Aimee Lou Wood, révélée dans la série à succès Sex Education et plus récemment dans The White Lotus, fait un pari audacieux : insuffler une nouvelle vie à la comédie romantique à la française avec sa première création télévisuelle, Film Club. Cette série ambitieuse, disponible sur BBC, vise à combler le vide laissé par les classiques d’antan comme Quand Harry rencontre Sally ou Coup de foudre à Notting Hill, et à célébrer à nouveau la beauté des « nerds qui tombent amoureux ».
Co-écrite avec son ami Ralph Davis, acteur dans House of the Dragon, cette mini-série de six épisodes en 30 minutes suit Evie, interprétée par Aimee Lou Wood elle-même. Fragilisée par une période de mal-être qui l’a clouée chez elle pendant six mois, Evie anime chaque vendredi soir un club de cinéma avec sa meilleure amie Noa. Une bulle réconfortante où les pellicules classiques côtoient les émotions.
Dès le premier épisode, on découvre Evie, 28 ans, se réfugiant dans son garage, métamorphosé chaque semaine pour épouser l’univers du film choisi. Ce vendredi, le choix se porte sur un monument de la science-fiction : Alien, le classique de Ridley Scott sorti en 1979. Son ami Noa, affublé d’un costume d’époque pour le moins… surprenant, vient gâcher la soirée avec une annonce : une nouvelle opportunité professionnelle à Bristol le tient éloigné. Malgré sa déception palpable, Evie le félicite, mais son angoisse filtre, faisant écho aux inquiétudes de sa mère, Suz, visiblement préoccupée par l’impact de cette absence sur sa fille fragile. Le rideau tombe, laissant le spectateur se demander si Evie trouvera le courage de franchir le seuil de sa porte sans son roc.

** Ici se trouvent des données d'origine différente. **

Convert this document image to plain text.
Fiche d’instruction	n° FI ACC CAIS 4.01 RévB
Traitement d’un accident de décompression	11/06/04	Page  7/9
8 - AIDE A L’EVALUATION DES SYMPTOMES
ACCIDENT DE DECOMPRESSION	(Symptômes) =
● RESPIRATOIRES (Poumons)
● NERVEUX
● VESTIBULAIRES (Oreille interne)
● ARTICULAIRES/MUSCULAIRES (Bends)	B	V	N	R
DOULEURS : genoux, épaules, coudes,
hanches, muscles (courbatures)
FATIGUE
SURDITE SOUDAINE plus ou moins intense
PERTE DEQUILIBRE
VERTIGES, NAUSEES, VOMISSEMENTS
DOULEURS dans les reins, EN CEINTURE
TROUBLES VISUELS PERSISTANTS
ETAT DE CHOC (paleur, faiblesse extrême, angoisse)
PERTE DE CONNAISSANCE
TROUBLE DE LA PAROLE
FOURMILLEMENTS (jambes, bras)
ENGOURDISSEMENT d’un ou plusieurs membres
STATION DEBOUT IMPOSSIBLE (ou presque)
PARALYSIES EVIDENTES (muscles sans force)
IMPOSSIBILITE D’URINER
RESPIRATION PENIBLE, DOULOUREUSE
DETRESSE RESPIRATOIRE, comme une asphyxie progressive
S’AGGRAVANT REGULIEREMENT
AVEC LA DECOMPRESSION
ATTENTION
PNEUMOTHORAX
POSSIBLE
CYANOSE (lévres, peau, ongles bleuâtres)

Le ton est donné : Film Club se révèle d’emblée intelligent, drôle et empreint d’une douce espérance. La série ne cherche pas la révolution, et c’est précisément là que réside son charme. Au fil des épisodes, on assiste à l’éclosion progressive d’Evie, subtilement encouragée par Noa (joué par Nabhaan Rizwan) et par son jeune voisin Callum (Owen Cooper, vu dans Adolescence). Tous, à l’instar du public, ne peuvent s’empêcher de prendre fait et cause pour elle.
Officiellement classée comme un drame romantique, Film Club explore effectivement la relation ambiguë entre Evie et Noa, une dynamique « devrait-elle / ne devrait-elle pas » qui se déroule parallèlement à sa relation, apparemment stable, avec son petit ami Josh. Mais la série va au-delà, tissant avec autant de finesse l’histoire d’amour filiale entre Evie, sa sœur et leur mère. Et pour incarner cette figure maternelle essentielle, qui d’autre que la brillante Suranne Jones ?
Sans conteste, Suranne Jones vole la vedette dans le rôle de Suz, la mère célibataire, dévouée et aimante. Loin de ses rôles habituels plus graves, elle livre une prestation touchante et pleine d’humour, avec son usage répété et charmant du mot « babes » et sa présence constante dans la cuisine, toujours occupée à préparer quelque chose ou à s’occuper des siens. Sa maladresse bienveillante instille une atmosphère chaleureuse qui donne envie de prendre le téléphone pour appeler sa propre mère.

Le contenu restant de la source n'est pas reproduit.